Divesting is the opposite of investing. It's about moving your money out of industries that directly or indirectly support fossil fuels and into industries with more sustainable, long-term futures.

Divesting is a powerful tool that investors can use to show companies that they can't and won't invest in businesses with morally objectionable practices. Choosing to invest in companies that do business in ways that accord with your own moral code, means that even small investors or account holders can have a say in whether an industry has earned its social licence to operate in the marketplace.

There are moral and financial reasons to move money out of the fossil fuel industry and the companies and institutions that support it:

  • Activist shareholders and investors see divesting from fossil fuels as necessary on moral grounds
  • The financial imperative arises because at some point fossil fuel assets will become valueless.

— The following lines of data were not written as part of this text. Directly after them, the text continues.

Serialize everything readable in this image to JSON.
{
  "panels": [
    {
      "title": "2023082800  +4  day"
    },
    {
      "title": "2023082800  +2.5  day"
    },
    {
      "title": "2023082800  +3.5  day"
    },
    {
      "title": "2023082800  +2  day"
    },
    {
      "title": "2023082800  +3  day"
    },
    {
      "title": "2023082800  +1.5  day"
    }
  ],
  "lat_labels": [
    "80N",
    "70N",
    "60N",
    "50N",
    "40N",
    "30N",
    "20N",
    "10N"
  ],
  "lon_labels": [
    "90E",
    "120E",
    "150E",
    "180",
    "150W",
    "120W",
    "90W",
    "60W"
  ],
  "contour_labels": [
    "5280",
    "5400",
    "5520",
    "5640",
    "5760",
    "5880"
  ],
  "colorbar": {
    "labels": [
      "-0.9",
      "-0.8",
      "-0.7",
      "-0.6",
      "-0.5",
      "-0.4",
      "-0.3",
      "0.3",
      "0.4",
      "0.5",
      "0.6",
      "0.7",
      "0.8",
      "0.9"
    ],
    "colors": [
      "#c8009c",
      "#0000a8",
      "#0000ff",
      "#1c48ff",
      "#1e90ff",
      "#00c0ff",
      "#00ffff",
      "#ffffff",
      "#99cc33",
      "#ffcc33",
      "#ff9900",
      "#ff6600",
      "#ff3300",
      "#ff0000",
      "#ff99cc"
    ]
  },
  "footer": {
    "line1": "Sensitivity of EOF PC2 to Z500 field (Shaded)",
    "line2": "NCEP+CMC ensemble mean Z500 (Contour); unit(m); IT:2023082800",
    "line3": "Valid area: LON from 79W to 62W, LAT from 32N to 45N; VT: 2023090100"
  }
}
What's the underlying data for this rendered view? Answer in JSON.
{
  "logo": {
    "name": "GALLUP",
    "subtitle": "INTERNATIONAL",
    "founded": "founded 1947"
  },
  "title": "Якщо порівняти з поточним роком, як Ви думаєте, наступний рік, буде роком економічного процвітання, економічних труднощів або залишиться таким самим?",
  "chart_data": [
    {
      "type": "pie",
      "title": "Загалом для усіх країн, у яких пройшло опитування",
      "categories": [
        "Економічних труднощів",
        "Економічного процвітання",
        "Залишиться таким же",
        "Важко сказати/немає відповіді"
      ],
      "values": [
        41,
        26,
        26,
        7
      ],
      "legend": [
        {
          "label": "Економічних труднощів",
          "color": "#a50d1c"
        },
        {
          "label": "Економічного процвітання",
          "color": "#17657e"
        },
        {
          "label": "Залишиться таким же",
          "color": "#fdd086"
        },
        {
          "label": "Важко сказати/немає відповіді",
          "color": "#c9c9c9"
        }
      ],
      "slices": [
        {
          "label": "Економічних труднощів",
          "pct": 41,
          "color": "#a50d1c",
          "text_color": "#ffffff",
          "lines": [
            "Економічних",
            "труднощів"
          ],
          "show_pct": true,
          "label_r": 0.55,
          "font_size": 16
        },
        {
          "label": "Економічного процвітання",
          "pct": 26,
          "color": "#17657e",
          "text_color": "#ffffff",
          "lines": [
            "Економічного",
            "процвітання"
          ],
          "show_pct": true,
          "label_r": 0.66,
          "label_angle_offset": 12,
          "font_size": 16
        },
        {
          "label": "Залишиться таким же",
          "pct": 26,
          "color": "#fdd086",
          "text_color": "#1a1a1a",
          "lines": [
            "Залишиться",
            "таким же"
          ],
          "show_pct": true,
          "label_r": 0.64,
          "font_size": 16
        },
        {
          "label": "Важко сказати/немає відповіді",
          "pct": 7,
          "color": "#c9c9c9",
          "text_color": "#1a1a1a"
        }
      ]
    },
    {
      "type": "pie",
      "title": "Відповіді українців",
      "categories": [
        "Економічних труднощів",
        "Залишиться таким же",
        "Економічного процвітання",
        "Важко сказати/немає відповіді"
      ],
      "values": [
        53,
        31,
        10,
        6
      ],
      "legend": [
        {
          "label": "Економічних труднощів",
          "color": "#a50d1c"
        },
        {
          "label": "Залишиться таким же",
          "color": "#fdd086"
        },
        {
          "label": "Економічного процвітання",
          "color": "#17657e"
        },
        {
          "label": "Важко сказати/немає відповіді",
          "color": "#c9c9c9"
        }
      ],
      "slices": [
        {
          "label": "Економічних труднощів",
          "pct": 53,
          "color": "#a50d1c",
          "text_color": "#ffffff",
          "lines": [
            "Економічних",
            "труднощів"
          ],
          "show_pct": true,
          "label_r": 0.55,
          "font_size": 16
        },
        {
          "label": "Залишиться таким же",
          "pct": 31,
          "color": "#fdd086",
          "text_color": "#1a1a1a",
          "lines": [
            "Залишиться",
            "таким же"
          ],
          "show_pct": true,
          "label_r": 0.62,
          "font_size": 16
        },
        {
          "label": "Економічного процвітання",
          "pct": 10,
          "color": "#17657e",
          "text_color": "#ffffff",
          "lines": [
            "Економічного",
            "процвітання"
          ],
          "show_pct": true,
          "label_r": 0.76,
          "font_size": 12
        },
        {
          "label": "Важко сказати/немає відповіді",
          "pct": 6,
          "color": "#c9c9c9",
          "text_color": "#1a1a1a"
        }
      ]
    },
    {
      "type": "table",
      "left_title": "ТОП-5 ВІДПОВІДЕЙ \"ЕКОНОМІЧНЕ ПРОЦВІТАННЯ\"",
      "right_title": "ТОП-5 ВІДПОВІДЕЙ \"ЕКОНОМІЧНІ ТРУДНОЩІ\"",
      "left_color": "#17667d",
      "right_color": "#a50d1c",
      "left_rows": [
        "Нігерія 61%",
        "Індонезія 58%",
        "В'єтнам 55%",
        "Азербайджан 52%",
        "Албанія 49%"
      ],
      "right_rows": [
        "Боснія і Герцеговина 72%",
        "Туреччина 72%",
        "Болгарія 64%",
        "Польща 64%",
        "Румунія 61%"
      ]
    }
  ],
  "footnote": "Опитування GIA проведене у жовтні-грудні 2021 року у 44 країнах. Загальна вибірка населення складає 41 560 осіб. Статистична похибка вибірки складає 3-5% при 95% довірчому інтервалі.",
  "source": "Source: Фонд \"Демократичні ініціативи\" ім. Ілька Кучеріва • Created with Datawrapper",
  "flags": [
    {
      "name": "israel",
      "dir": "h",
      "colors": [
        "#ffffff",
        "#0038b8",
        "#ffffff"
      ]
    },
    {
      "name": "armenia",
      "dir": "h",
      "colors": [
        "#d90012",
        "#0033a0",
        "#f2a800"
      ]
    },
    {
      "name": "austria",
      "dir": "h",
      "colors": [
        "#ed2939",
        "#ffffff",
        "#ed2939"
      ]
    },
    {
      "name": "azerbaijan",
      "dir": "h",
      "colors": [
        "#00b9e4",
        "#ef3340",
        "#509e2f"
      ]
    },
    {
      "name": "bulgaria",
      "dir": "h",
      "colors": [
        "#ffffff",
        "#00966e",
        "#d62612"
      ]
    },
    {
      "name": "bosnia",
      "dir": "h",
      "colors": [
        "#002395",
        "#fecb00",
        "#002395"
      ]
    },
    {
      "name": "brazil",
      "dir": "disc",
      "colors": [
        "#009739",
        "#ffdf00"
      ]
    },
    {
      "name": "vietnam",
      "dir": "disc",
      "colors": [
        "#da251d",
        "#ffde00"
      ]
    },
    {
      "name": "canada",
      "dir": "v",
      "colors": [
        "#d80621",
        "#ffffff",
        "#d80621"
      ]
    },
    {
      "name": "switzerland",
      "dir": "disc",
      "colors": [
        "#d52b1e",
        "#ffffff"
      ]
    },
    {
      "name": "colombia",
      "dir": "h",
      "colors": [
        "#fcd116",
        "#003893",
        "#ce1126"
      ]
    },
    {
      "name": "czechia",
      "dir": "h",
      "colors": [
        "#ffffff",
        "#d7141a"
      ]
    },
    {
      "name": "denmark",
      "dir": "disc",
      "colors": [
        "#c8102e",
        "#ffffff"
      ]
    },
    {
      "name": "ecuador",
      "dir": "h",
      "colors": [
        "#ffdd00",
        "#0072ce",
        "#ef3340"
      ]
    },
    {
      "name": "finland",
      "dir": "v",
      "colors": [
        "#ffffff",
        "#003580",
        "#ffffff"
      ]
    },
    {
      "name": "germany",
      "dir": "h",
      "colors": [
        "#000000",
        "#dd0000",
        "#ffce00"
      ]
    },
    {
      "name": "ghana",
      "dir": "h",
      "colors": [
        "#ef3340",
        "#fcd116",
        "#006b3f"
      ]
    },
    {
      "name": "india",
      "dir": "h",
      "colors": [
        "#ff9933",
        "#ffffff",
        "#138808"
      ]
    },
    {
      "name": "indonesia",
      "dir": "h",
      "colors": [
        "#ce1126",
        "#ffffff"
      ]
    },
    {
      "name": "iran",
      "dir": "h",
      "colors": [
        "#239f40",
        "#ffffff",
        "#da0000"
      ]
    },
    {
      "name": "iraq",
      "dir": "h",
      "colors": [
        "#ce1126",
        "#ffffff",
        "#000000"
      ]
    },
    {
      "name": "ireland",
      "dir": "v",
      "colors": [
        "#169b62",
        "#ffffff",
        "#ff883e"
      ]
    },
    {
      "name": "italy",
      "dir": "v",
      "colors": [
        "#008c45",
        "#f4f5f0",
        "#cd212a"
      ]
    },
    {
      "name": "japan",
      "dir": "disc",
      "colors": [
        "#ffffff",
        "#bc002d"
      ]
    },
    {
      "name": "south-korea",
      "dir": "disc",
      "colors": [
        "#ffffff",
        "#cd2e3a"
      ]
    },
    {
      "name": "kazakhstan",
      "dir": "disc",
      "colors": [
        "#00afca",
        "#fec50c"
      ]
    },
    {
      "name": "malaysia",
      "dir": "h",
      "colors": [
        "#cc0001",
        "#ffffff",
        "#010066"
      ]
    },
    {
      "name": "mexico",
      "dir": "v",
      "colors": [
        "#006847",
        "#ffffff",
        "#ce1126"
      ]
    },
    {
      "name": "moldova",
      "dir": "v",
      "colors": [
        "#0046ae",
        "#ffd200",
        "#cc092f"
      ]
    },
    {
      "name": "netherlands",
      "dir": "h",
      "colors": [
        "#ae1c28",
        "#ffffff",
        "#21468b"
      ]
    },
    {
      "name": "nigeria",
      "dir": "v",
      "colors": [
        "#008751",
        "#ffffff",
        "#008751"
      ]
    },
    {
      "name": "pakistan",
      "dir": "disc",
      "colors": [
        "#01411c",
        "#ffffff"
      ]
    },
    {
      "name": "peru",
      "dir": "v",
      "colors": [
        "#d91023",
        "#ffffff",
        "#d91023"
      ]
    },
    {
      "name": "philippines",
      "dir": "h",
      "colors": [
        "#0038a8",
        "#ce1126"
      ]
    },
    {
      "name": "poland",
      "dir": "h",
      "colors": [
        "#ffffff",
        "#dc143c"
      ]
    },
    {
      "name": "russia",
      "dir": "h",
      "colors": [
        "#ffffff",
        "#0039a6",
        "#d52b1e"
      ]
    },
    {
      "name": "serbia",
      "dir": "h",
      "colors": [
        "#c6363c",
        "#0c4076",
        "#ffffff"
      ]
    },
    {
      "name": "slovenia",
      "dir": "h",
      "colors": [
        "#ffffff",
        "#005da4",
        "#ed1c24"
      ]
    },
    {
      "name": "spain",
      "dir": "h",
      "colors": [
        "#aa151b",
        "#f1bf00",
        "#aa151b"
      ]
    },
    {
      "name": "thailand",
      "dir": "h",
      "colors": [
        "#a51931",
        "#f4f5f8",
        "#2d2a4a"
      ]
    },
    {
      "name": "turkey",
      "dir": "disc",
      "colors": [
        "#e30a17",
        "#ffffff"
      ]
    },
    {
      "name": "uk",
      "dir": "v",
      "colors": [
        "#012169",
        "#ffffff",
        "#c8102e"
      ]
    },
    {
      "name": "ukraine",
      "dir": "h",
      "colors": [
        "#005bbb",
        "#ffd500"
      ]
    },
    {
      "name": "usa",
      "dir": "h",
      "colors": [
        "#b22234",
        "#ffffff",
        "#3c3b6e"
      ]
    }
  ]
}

Investment managers and trustees of trusts and endowments, sovereign wealth and pension funds will invest in more secure assets

If you're interested in finding out if your bank is funding fossil fuel developments, or learning about what steps you can take to switch to fossil fuel free finance options, visit Market Forces and 350.org, or click the Frackman 'Not with my fracking money!' infographic below.

Frackman Divest - Not with my Fracking Money!

Fracking as a Human Rights Issue

The Sisters of Mercy, through Mercy International Association, have released A Guide To Rights-Based Advocacy: International Human Rights Law and Fracking. The Sisters of Mercy say:

The report is a formative document demonstrating how the international human rights framework can be used to initiate rights-based advocacy against human rights violations that result from the harm caused by hydraulic fracturing (fracking).

The guide makes an important contribution to the nascent topic of fracking's impact on human rights, by summarizing:

  • Examples of harm caused by fracking, which demonstrate the enormous negative impact on human and animal life and the environment
  • How these effects of fracking can breach multiple human rights, including violations to the right to health, water, food, housing, freedom of information and expression, the rights of children, and the cultural and collective rights of indigenous peoples, ethnic minorities, and peasant communities
  • The ways in which international human rights law offers various accountability mechanisms, venues for information and action, and tools to empower and reposition people and communities as rights-holders
  • How governments have a duty to respect, protect and fulfill human rights, and to prevent violations of human rights by non-state actors

The ultimate goal of the report is to empower rights-holders, shape policy, and ensure accountability.